The literature traditionally argues that a positive relationship exists between poor economic performance and democratic reversals. Yet this relationship is not borne out by the data. The data suggests that democratisation can facilitate economic reform and is not threatened by it. If sustained economic growth ultimately depends on the quality of a nation’s institutions, the industrial world’s aid programs may have the causal chain backward. What is most important however is the extent to which the benefits of economic reform are widely shared. It is important to look beyond economics and consider political institutions.
The literature frequently compares parliamentary and presidential systems, generally finding the former to be more durable. However, the data suggest that parliaments in new democracies have not done well. Rather than focus on comparing parliamentary and presidential systems, it is necessary to focus on direct measures of constraint on executive power:
- The data shows that, in cases where constraints on the executive are weak, democracy is reversed just over 70 percent of the time, and where constraints are strong, democracy is reversed only 40 percent of the time.
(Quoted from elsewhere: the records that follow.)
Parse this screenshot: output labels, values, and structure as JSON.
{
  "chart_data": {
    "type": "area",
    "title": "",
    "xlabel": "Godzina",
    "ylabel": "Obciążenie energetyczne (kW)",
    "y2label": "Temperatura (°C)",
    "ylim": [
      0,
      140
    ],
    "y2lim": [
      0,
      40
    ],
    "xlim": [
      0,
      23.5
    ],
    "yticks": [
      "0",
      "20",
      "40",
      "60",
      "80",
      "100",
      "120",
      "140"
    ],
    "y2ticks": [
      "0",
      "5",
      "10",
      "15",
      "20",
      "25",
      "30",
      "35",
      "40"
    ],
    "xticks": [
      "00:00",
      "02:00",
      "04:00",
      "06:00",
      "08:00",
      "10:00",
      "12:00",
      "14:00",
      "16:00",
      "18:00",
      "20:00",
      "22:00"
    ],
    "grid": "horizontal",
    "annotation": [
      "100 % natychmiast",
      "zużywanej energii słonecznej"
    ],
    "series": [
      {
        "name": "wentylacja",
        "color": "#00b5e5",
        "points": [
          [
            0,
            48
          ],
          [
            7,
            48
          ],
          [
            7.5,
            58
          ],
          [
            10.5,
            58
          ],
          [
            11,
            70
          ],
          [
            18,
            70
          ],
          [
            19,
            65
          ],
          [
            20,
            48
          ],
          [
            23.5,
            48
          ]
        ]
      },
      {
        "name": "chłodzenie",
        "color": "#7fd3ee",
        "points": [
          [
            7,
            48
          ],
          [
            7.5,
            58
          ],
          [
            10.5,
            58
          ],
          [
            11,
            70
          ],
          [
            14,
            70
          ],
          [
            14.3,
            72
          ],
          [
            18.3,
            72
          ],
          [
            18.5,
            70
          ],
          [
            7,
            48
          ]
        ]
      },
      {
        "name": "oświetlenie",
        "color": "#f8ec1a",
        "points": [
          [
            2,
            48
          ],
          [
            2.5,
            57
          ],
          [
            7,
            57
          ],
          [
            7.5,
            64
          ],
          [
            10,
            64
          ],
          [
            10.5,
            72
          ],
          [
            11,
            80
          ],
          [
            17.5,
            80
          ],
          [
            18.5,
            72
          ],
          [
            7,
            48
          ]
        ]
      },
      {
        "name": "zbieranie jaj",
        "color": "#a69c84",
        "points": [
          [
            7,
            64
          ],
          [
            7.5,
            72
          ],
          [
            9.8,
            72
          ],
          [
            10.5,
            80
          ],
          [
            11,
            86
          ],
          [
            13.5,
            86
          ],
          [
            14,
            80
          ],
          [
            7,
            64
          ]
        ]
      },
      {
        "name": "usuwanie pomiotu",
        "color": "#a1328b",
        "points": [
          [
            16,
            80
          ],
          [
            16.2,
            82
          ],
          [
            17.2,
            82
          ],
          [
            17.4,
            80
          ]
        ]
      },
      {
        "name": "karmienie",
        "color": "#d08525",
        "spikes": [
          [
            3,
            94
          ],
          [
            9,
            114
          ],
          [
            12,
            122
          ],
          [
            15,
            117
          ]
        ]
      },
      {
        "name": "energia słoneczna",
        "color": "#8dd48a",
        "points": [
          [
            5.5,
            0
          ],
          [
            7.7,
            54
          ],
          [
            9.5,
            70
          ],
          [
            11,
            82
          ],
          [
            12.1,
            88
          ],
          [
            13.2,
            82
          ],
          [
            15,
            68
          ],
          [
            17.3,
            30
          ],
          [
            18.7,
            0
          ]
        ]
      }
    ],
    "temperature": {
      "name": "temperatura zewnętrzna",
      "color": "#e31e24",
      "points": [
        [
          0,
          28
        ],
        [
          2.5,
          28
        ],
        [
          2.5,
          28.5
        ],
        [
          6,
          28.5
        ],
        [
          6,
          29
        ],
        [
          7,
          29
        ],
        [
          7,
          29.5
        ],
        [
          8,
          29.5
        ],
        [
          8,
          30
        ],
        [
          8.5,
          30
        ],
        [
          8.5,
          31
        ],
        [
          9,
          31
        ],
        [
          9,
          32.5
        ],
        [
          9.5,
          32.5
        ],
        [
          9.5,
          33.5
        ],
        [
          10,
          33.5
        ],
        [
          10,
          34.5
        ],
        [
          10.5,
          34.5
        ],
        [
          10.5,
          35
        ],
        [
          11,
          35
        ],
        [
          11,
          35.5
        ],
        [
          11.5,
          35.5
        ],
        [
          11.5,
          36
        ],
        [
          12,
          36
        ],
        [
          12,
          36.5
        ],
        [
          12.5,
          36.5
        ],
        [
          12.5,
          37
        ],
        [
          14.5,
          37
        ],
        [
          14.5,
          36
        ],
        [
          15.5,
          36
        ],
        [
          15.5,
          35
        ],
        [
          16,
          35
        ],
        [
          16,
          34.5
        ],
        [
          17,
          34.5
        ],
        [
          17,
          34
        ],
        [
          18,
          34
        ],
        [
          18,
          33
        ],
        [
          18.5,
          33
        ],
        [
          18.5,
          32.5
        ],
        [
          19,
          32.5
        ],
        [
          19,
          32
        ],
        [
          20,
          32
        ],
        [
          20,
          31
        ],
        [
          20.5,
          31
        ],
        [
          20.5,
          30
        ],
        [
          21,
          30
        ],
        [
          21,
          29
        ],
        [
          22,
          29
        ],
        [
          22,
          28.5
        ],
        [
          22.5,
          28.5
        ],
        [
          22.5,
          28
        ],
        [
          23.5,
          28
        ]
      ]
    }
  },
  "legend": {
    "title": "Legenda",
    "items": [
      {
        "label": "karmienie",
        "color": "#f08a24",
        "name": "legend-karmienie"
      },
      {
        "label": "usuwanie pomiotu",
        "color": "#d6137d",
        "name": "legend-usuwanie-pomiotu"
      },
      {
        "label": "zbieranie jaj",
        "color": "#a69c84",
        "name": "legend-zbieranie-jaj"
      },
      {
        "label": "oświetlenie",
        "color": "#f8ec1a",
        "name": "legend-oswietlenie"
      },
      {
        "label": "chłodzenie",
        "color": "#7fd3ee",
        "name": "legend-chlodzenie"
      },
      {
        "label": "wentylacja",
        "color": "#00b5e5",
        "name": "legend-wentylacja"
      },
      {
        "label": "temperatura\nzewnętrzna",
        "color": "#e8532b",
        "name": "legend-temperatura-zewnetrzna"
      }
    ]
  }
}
- It is important to assess the actual balance of power in new democracies, regardless of whether the regime type is parliamentary or presidential.
- Socioeconomic ‘initial conditions’ significantly affect the survival chances of democratic regimes. Low per capita income, high levels of inequality, high rates of poverty, and high ethnic fragmentation all harm the prospects that democracy will endure. Yet these relationships are not deterministic.
Democracy assistance must emphasize the crucial role of effective checks and balances—informal as well as formal—in building durable democratic institutions. Further policy recommendations are that:
- Foreign donors must confront problems of inequality in income and asset distribution in recipient nations. Growth alone will not necessarily promote the life chances of all the individuals in a given society, and those who are left by the wayside may lose confidence in democracy. If democracy offers any particular economic benefits, these should be measured in terms of the opportunities made available.
- The international community must support young democracies not just via aid, but also by persuading them to open their borders to trade and to join international organizations that can “lock in” the political and economic reform process. The protectionist barriers that advanced industrial countries throw up against agricultural products from the developing world are particularly counterproductive.
- As most young democracies fail during their first five years, during which leaders and institutions struggle to achieve credibility in the face of monumental challenges, these years are the crucial period during which targeted foreign-assistance strategies must be maintained.